When the inflection arrived, Super Micro was one of the only vendors that could ship liquid-cooled AI racks at volume from day one. The bet gave the company a genuine differentiator in a business with notoriously thin hardware margins, typically in the single digits to low teens on gross margin, far below the chip designers it assembles for. Competitors closed the gap by 2025, and the cooling edge is narrower today than the bulls claim. But the pattern is what matters for understanding Liang. He spends years early, looks wrong publicly, and then collects when physics forces the industry to his position.

The same supply chain context explains why his customers keep paying. Memory is the binding constraint on AI servers right now, and Micron's pricing power, covered in the Phemex Micron analysis, feeds directly into Super Micro's input costs. The custom-silicon wave tracked in the Phemex Marvell outlook determines whose chips fill his racks next.

The 2024 Crisis That Nearly Ended Super Micro

Honest profiles of Liang have to sit with this part, because it is the second accounting crisis of his tenure, not the first. In 2018 Super Micro was delisted from Nasdaq after delayed filings tied to prematurely recognized revenue, relisted in early 2020, and settled with the SEC for $17.5 million in August 2020. Liang personally returned roughly $2.1 millionin stock-sale profits as part of the resolution.

Then it happened again, bigger. In August 2024 Hindenburg Research published a short report alleging accounting manipulation and related-party dealings. Super Micro delayed its annual filing. In October 2024 Ernst and Young resigned as auditor mid-engagement, citing concerns about governance and management representations, one of the most severe public signals an auditor can send. The stock collapsed more than 80% from its March 2024 peak, and delisting looked like a live possibility for the second time in six years.

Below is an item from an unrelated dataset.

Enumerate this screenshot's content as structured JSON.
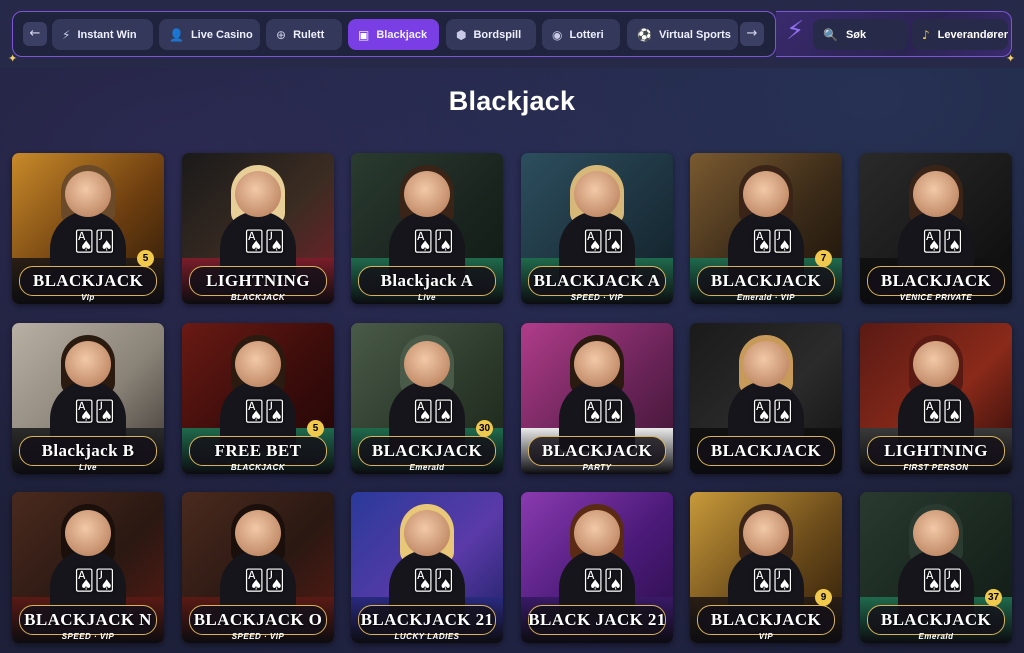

The resolution was messier than either bulls or bears predicted. An independent special committee reviewed the allegations and reported no evidence of fraud or misconduct and no need for restatements. BDO came in as the new auditor, the delayed filings landed in February 2025, and Nasdaq compliance was restored. The company survived. The discount never fully closed, and the June 10 crash shows why. A company with this filing history gets zero benefit of the doubt the moment it asks shareholders for $7 billion. The full filing record is public in Super Micro's 8-K filings at SEC EDGAR, and the longer corporate history is laid out in the Supermicro Wikipedia entry.

 

The $39 Billion Backlog and the $7 Billion Dilution Math

Now the third bet. Super Micro disclosed an order backlog of roughly $39 billion spread across more than 20 customers, a staggering number for a company that did about a tenth of that in annual revenue during the pre-AI years. Filling those orders requires buying GPUs, memory, and components upfront, months before customers pay. That working-capital gap is the entire reason for the $7 billion equity raise announced June 10, detailed through the Super Micro investor relations page.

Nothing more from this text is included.